Kenex has suffered previously at the hands of the DEA’s myopic and absurd refusal to distinguish between industrial hemp and drug varieties of cannabis. In 1999, U.S. Customs at the behest of the DEA impounded a Kenex shipment of hemp birdseed. Customs relinquished the shipment only after an experienced legal team demonstrated that the seizure was not justified by either the law or common sense and the New York Times published an embarrassing expose. Jean Laprise, the president of Kenex states that “A few million dollars would not even begin to cover the cost of the financial hardships Kenex has suffered through the DEA’s harassment of our business and the hemp food marketplace in general. Since the DEA’s new rule was announced, our U.S. hemp seed and oil sales have virtually ceased. If the DEA is not stopped, we are finished. Tallying our current and future losses, we expect to be compensated at least $20 million under NAFTA.”
The DEA’s ban of hemp food sales in the U.S. is clearly in conflict with NAFTA for several reasons. The DEA did not provide any notice and opportunity to U.S. trading partners or foreign companies to provide input into its ruling; the agency did not conduct a risk assessment or offer any other science-based rationale for issuance of the rule; the DEA did not seek to minimize impact on international trade; and it has not similarly regulated poppy seeds and their trace opiates. Anita Roddick, an investor in Kenex and founder of The Body Shop, which markets a highly successful line of hemp oil-based cosmetics, stated in regard to the DEA’s current attempt to sabotage the hemp industry: “The blind prejudice and bloody-mindedness of the DEA takes my breath away, especially when its actions are in direct contradiction to Congress. This is one instance when we have to invoke NAFTA. Without its protection, the future is bleak for hemp companies like Kenex.”

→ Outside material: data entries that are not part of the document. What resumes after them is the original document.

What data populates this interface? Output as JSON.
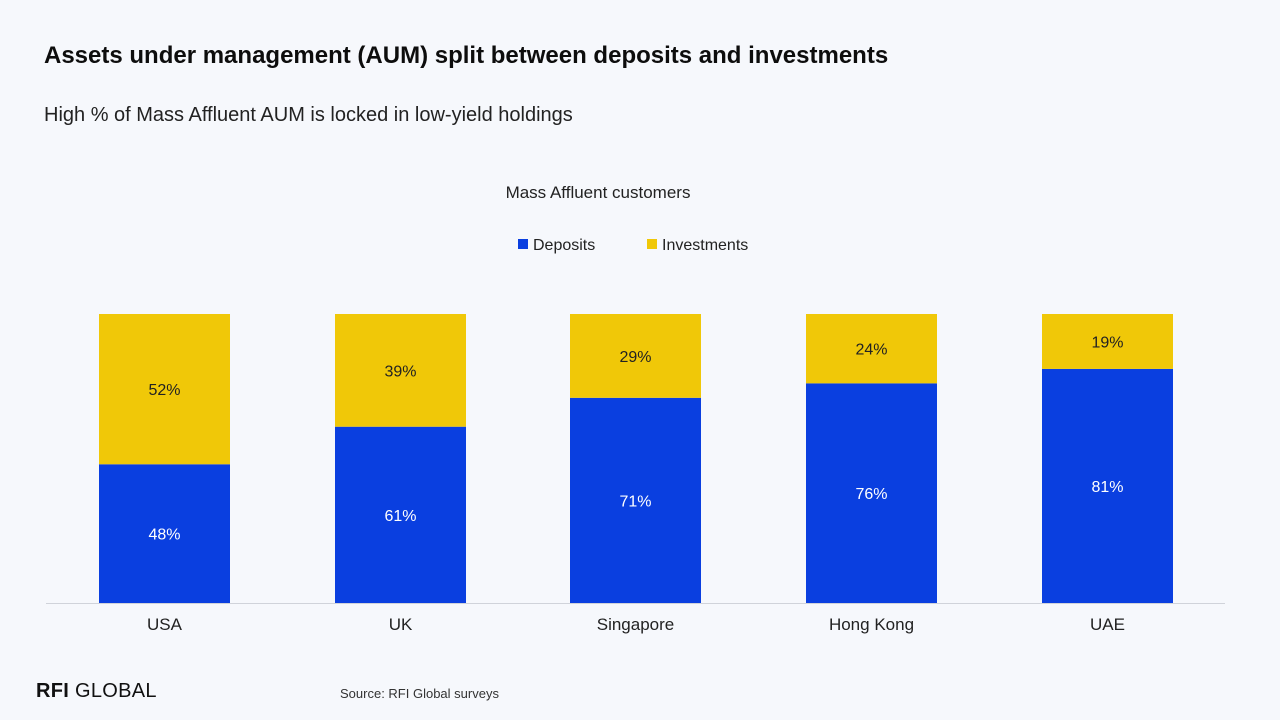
{
  "header": {
    "title": "Assets under management (AUM) split between deposits and investments",
    "subtitle": "High % of Mass Affluent AUM is locked in low-yield holdings"
  },
  "footer": {
    "logo_bold": "RFI",
    "logo_rest": "GLOBAL",
    "source": "Source: RFI Global surveys"
  },
  "chart_data": {
    "type": "bar",
    "stacked": true,
    "percent_stacked": true,
    "title": "Mass Affluent customers",
    "categories": [
      "USA",
      "UK",
      "Singapore",
      "Hong Kong",
      "UAE"
    ],
    "series": [
      {
        "name": "Deposits",
        "values": [
          48,
          61,
          71,
          76,
          81
        ],
        "labels": [
          "48%",
          "61%",
          "71%",
          "76%",
          "81%"
        ],
        "color": "#0a3fe0"
      },
      {
        "name": "Investments",
        "values": [
          52,
          39,
          29,
          24,
          19
        ],
        "labels": [
          "52%",
          "39%",
          "29%",
          "24%",
          "19%"
        ],
        "color": "#f0c808"
      }
    ],
    "ylim": [
      0,
      100
    ],
    "legend_position": "top-center",
    "grid": false
  }
}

The 10-year-old global hemp market is a thriving commercial success. Popular hemp foods include pretzels, tortilla chips, energy bars, waffles, bread, salad dressing, candy, cereal, ice cream and even non-dairy milk. In addition to its recent attempt to ban the sale of hemp foods, the U.S. is the only major industrialized nation to prohibit the growing of hemp.
Vote Hemp is a national non-profit organization dedicated to the acceptance of and a free market for industrial hemp and to changes in current law to allow U.S. farmers to once again grow hemp commercially.